The concept of the entourage effect was first recognized and introduced by researchers Raphael Mechoulam and Shimon Ben-Shabat in 1998. They observed that certain inactive compounds seemed to enhance the therapeutic properties of endocannabinoids like 2-AG and anandamide. Subsequently, in 2001, Ethan Russo and John McPartland supported Mechoulam and Ben-Shabat’s hypothesis with their published research paper. Their findings suggested that secondary compounds in cannabis might augment the beneficial effects of THC, while also potentially reducing THC-induced anxiety, cholinergic deficits, and immunosuppression.

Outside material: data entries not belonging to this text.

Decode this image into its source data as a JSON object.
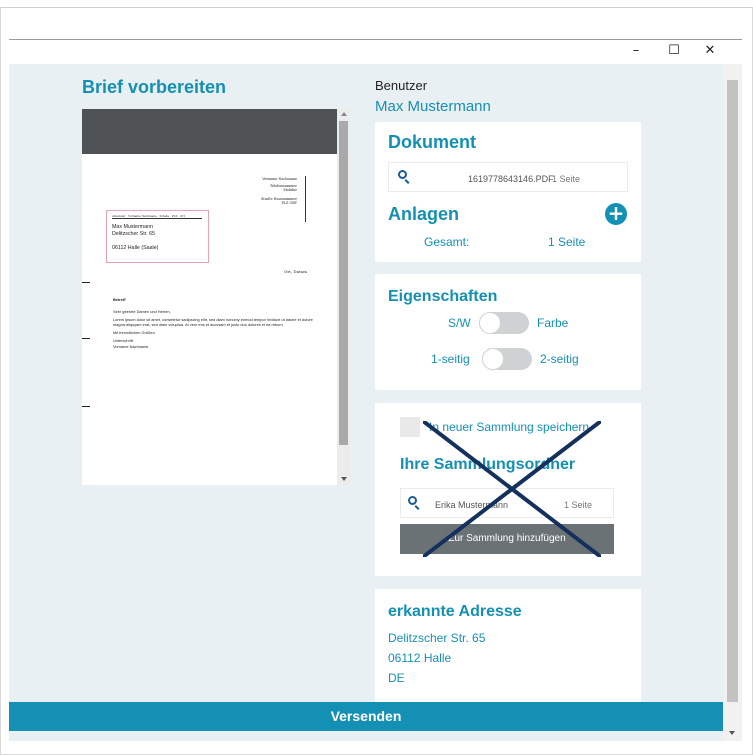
{
  "window": {
    "minimize": "–",
    "maximize": "☐",
    "close": "✕"
  },
  "left": {
    "title": "Brief vorbereiten"
  },
  "preview": {
    "sender": [
      "Vorname Nachname",
      "Telefonnummer",
      "Mobilnr",
      "Straße Hausnummer",
      "PLZ ORT"
    ],
    "return_address": "Absender · Vorname Nachname · Straße · PLZ · Ort",
    "recipient": [
      "Max Mustermann",
      "Delitzscher Str. 65",
      "",
      "06112 Halle (Saale)"
    ],
    "date": "Ort, Datum",
    "subject": "Betreff",
    "salutation": "Sehr geehrte Damen und Herren,",
    "body": "Lorem ipsum dolor sit amet, consetetur sadipscing elitr, sed diam nonumy eirmod tempor invidunt ut labore et dolore magna aliquyam erat, sed diam voluptua. At vero eos et accusam et justo duo dolores et ea rebum.",
    "closing": "Mit freundlichen Grüßen",
    "signature": "Unterschrift",
    "signer": "Vorname Nachname"
  },
  "user": {
    "label": "Benutzer",
    "name": "Max Mustermann"
  },
  "dokument": {
    "heading": "Dokument",
    "file": "1619778643146.PDF",
    "pages": "1 Seite"
  },
  "anlagen": {
    "heading": "Anlagen",
    "total_label": "Gesamt:",
    "total_value": "1 Seite"
  },
  "eigenschaften": {
    "heading": "Eigenschaften",
    "color_left": "S/W",
    "color_right": "Farbe",
    "side_left": "1-seitig",
    "side_right": "2-seitig"
  },
  "sammlung": {
    "checkbox_label": "In neuer Sammlung speichern",
    "heading": "Ihre Sammlungsordner",
    "folder_name": "Erika Mustermann",
    "folder_pages": "1 Seite",
    "add_button": "Zur Sammlung hinzufügen",
    "cross_color": "#14305d"
  },
  "adresse": {
    "heading": "erkannte Adresse",
    "lines": [
      "Delitzscher Str. 65",
      "06112 Halle",
      "DE"
    ]
  },
  "footer": {
    "send": "Versenden"
  },
  "colors": {
    "accent": "#1590b5",
    "background": "#e9f0f3"
  }
}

Recent studies have further demonstrated that consuming full-spectrum cannabis products containing terpenes may provide significantly more relief compared to using isolated cannabinoids. Supporters of the entourage effect theory agree that the combination and synergy of various cannabinoids produce effects that cannot be achieved with isolated compounds. Each ingredient contributes to a whole that is greater than the sum of its individual parts.
The chemical interactions between compounds, including terpenes and flavonoids, play a crucial role in the potential therapeutic value of cannabis for various human conditions. The entourage effect holds promise as it points to a more comprehensive approach to harnessing the medicinal properties of cannabis and its compounds.